Previous versions of Dirty Dancing pale into insignificance compared to this brand new production currently touring the UK, and as I write this news is breaking that the show is to receive a limited run in the West End this Christmas. Sporting a brand new substantial and cleverly designed set by Roberto Comotti Dirty Dancing looks every inch a West End quality show.
Based on the 1987 film of the same name, Dirty Dancing the musical is a classic story of 17 year old Frances ‘Baby’ Houseman (Katie Hartland) who goes on holiday to New York’s Catskill Mountains during the summer of 1963. Whilst there with her family, Baby happens upon an all-night dance party at her holiday resort. She observes the raunchy moves as well as noticing Johnny Castle (Lewis Griffiths), the resort dance instructor. Dirty Dancing sees Baby embark on a journey that teaches her a lot more than a few dance moves.

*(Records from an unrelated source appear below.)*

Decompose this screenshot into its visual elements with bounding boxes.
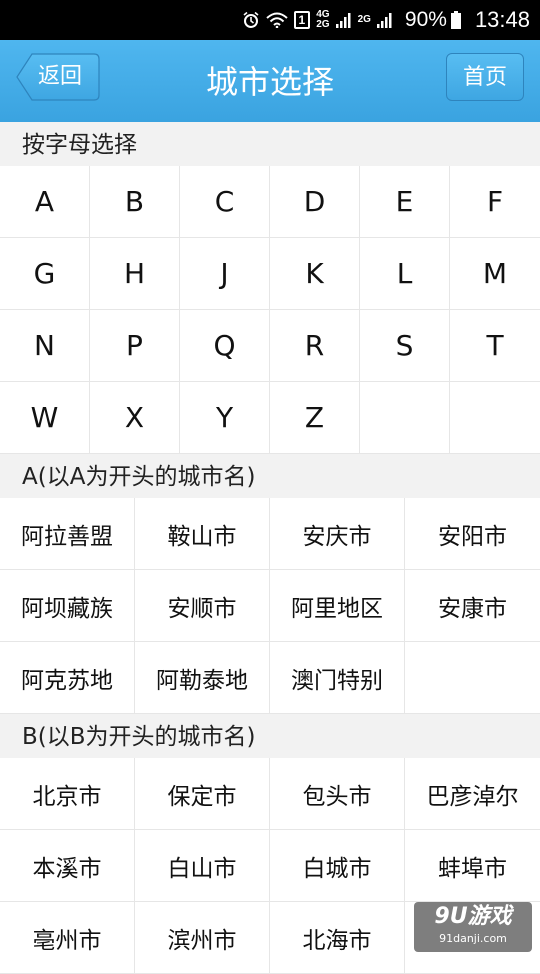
letter-c[interactable]: C: [180, 166, 270, 238]
city-item[interactable]: 白山市: [135, 830, 270, 902]
letter-empty: [450, 382, 540, 454]
letter-s[interactable]: S: [360, 310, 450, 382]
city-item[interactable]: 蚌埠市: [405, 830, 540, 902]
letter-b[interactable]: B: [90, 166, 180, 238]
letter-w[interactable]: W: [0, 382, 90, 454]
battery-percentage: 90%: [404, 8, 447, 31]
watermark-logo: 9U游戏 91danji.com: [414, 902, 532, 952]
city-item[interactable]: 北海市: [270, 902, 405, 974]
back-button-label: 返回: [38, 64, 83, 89]
battery-icon: [450, 11, 461, 29]
letter-section-title: 按字母选择: [0, 122, 540, 166]
letter-k[interactable]: K: [270, 238, 360, 310]
title-bar: 城市选择 返回 首页: [0, 40, 540, 122]
letter-q[interactable]: Q: [180, 310, 270, 382]
city-item[interactable]: 阿克苏地: [0, 642, 135, 714]
letter-g[interactable]: G: [0, 238, 90, 310]
letter-x[interactable]: X: [90, 382, 180, 454]
letter-grid: ABCDEF GHJKLM NPQRST WXYZ: [0, 166, 540, 454]
city-item[interactable]: 阿拉善盟: [0, 498, 135, 570]
letter-empty: [360, 382, 450, 454]
home-button[interactable]: 首页: [446, 53, 524, 101]
city-item[interactable]: 澳门特别: [270, 642, 405, 714]
letter-l[interactable]: L: [360, 238, 450, 310]
city-item[interactable]: 阿里地区: [270, 570, 405, 642]
city-item[interactable]: 鞍山市: [135, 498, 270, 570]
letter-z[interactable]: Z: [270, 382, 360, 454]
city-item[interactable]: 安庆市: [270, 498, 405, 570]
city-item[interactable]: 阿勒泰地: [135, 642, 270, 714]
status-icons: 1 4G 2G 2G: [242, 10, 393, 30]
letter-r[interactable]: R: [270, 310, 360, 382]
city-item[interactable]: 滨州市: [135, 902, 270, 974]
signal-bars-2-icon: [376, 13, 392, 28]
city-item[interactable]: 亳州市: [0, 902, 135, 974]
city-item[interactable]: 北京市: [0, 758, 135, 830]
letter-d[interactable]: D: [270, 166, 360, 238]
city-item[interactable]: 巴彦淖尔: [405, 758, 540, 830]
city-item[interactable]: 包头市: [270, 758, 405, 830]
letter-y[interactable]: Y: [180, 382, 270, 454]
status-bar: 1 4G 2G 2G 90% 13:48: [0, 0, 540, 40]
city-item[interactable]: 安阳市: [405, 498, 540, 570]
letter-f[interactable]: F: [450, 166, 540, 238]
letter-p[interactable]: P: [90, 310, 180, 382]
section-b-title: B(以B为开头的城市名): [0, 714, 540, 758]
network-type-2: 2G: [357, 14, 371, 25]
city-empty: [405, 642, 540, 714]
watermark-url: 91danji.com: [439, 932, 507, 945]
clock: 13:48: [474, 7, 530, 32]
letter-n[interactable]: N: [0, 310, 90, 382]
city-item[interactable]: 安康市: [405, 570, 540, 642]
network-type-icon: 4G 2G: [316, 10, 329, 30]
wifi-icon: [265, 12, 288, 28]
city-item[interactable]: 本溪市: [0, 830, 135, 902]
back-button[interactable]: 返回: [16, 53, 100, 101]
network-type-bottom: 2G: [316, 19, 330, 30]
letter-a[interactable]: A: [0, 166, 90, 238]
sim-icon: 1: [293, 11, 311, 29]
watermark-logo-text: 9U游戏: [434, 904, 512, 929]
section-a-title: A(以A为开头的城市名): [0, 454, 540, 498]
city-item[interactable]: 阿坝藏族: [0, 570, 135, 642]
letter-m[interactable]: M: [450, 238, 540, 310]
city-grid-a: 阿拉善盟 鞍山市 安庆市 安阳市阿坝藏族 安顺市 阿里地区 安康市阿克苏地 阿勒泰地 澳门特别: [0, 498, 540, 714]
signal-bars-icon: [335, 13, 351, 28]
alarm-icon: [243, 11, 259, 28]
city-item[interactable]: 安顺市: [135, 570, 270, 642]
letter-t[interactable]: T: [450, 310, 540, 382]
city-list: 按字母选择 ABCDEF GHJKLM NPQRST WXYZ A(以A为开头的城市名…: [0, 122, 540, 974]
city-item[interactable]: 保定市: [135, 758, 270, 830]
letter-j[interactable]: J: [180, 238, 270, 310]
city-item[interactable]: 白城市: [270, 830, 405, 902]
letter-e[interactable]: E: [360, 166, 450, 238]
letter-h[interactable]: H: [90, 238, 180, 310]
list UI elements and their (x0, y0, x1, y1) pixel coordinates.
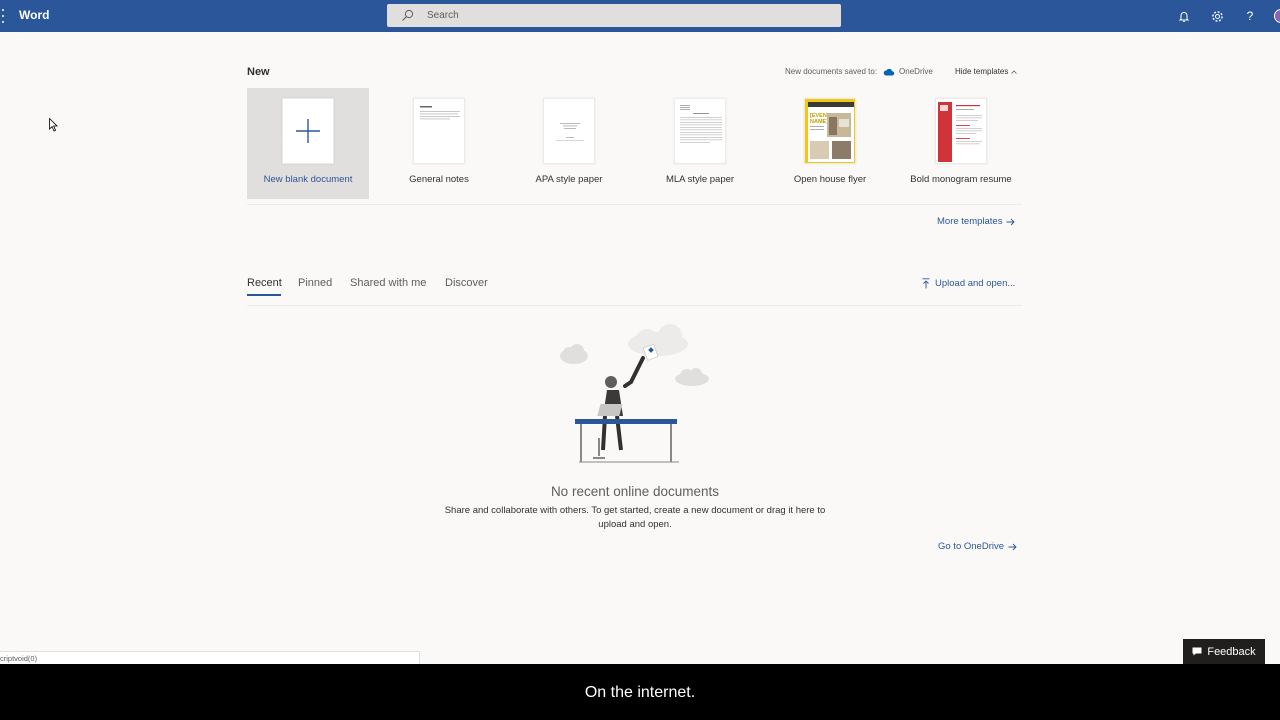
tab-recent[interactable]: Recent (247, 277, 282, 289)
upload-and-open-button[interactable]: Upload and open... (922, 278, 1015, 289)
empty-state-illustration (560, 324, 709, 463)
plus-icon (296, 119, 320, 143)
feedback-label: Feedback (1207, 645, 1256, 658)
caption-text: On the internet. (584, 684, 696, 701)
active-tab-indicator (247, 294, 281, 296)
app-name[interactable]: Word (19, 8, 49, 22)
template-thumbnail (674, 98, 726, 164)
upload-icon (922, 278, 930, 289)
go-to-onedrive-link[interactable]: Go to OneDrive (938, 541, 1017, 552)
template-thumbnail (935, 98, 987, 164)
template-general-notes[interactable]: General notes (378, 88, 500, 199)
app-launcher-icon[interactable] (0, 9, 6, 23)
template-thumbnail: [EVENT NAME] (804, 98, 856, 164)
chevron-up-icon (1011, 69, 1018, 74)
tab-discover[interactable]: Discover (445, 277, 488, 289)
template-label: APA style paper (535, 174, 603, 185)
cloud-icon (883, 68, 895, 75)
divider (247, 305, 1022, 306)
template-label: MLA style paper (665, 174, 735, 185)
status-bar: criptvoid(0) (0, 651, 420, 664)
search-icon (402, 9, 414, 21)
template-apa-style-paper[interactable]: APA style paper (508, 88, 630, 199)
search-box[interactable] (387, 4, 841, 27)
template-label: Open house flyer (793, 174, 867, 185)
template-thumbnail (413, 98, 465, 164)
gear-icon[interactable] (1209, 8, 1225, 24)
feedback-button[interactable]: Feedback (1183, 639, 1265, 664)
template-thumbnail (543, 98, 595, 164)
arrow-right-icon (1008, 543, 1017, 550)
avatar[interactable] (1274, 9, 1280, 23)
template-new-blank-document[interactable]: New blank document (247, 88, 369, 199)
bell-icon[interactable] (1176, 8, 1192, 24)
saved-to-location[interactable]: OneDrive (899, 67, 933, 76)
top-bar: Word ? (0, 0, 1280, 32)
svg-text:NAME]: NAME] (810, 119, 828, 125)
saved-to: New documents saved to: OneDrive (785, 67, 933, 76)
template-open-house-flyer[interactable]: [EVENT NAME] Open house flyer (769, 88, 891, 199)
more-templates-link[interactable]: More templates (937, 216, 1016, 227)
saved-to-label: New documents saved to: (785, 67, 878, 76)
template-label: New blank document (263, 174, 353, 185)
new-heading: New (247, 66, 270, 78)
template-label: General notes (409, 174, 469, 185)
feedback-icon (1192, 647, 1202, 656)
empty-state-title: No recent online documents (550, 484, 720, 499)
more-templates-label: More templates (937, 216, 1003, 227)
help-icon[interactable]: ? (1242, 8, 1258, 24)
mouse-cursor-icon (49, 118, 58, 132)
search-input[interactable] (427, 4, 827, 27)
go-to-onedrive-label: Go to OneDrive (938, 541, 1004, 552)
empty-state-description: Share and collaborate with others. To ge… (444, 505, 826, 530)
hide-templates-button[interactable]: Hide templates (955, 67, 1018, 76)
tab-pinned[interactable]: Pinned (298, 277, 332, 289)
template-mla-style-paper[interactable]: MLA style paper (639, 88, 761, 199)
template-thumbnail (282, 98, 334, 164)
template-bold-monogram-resume[interactable]: Bold monogram resume (900, 88, 1022, 199)
template-label: Bold monogram resume (910, 174, 1012, 185)
tab-shared-with-me[interactable]: Shared with me (350, 277, 426, 289)
arrow-right-icon (1006, 218, 1016, 225)
hide-templates-label: Hide templates (955, 67, 1009, 76)
upload-label: Upload and open... (935, 278, 1016, 289)
divider (247, 204, 1022, 205)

Not surprisingly, where this show has the WOW factor is in its choreography from Gillian Bruce. Throughout it is utterly faultless whilst being mesmerisingly intricate in detail. Aside from Hartland and Griffiths, Carlie Milner as Penny Johnson shines early on before becoming unable to dance after falling pregnant.
Jo Servi, Michael Kent and Daniela Pobega provide vocals as the story progresses at a fast pace. The music throughout the show is a mixture of a live band and pre recorded hits from the 1960’s which works well and culminates in the iconic (I’ve Had) The Time Of My Life which is without question the anthem of this show.
As mentioned earlier the set for this show is substantial and cleverly designed. Revolving pieces create the myriad of scenes required with ease and match the fast paced story. My only slight issue was that the execution of some scene transitions tonight looked rather clunky, possible first night nerves in a new venue to blame but for me it was slightly distracting.
Hartland and Griffiths as Baby and Johnny shine the brightest in this production. Hartland’s transition through her dance lessons from Johnny are a joy to watch, cleverly staged and serenely comedic. Griffiths is possibly the ultimate Johnny Castle, Swayze aside, he oozes the confidence and sexuality the role requires, and also a little bit cheeky!
A packed audience from the first bar of the overture made it clear that this show is loved by the masses and looking at the box office for the rest of the week you will need to be quick to catch the show on this its latest visit to Manchester. You will have the time of your life!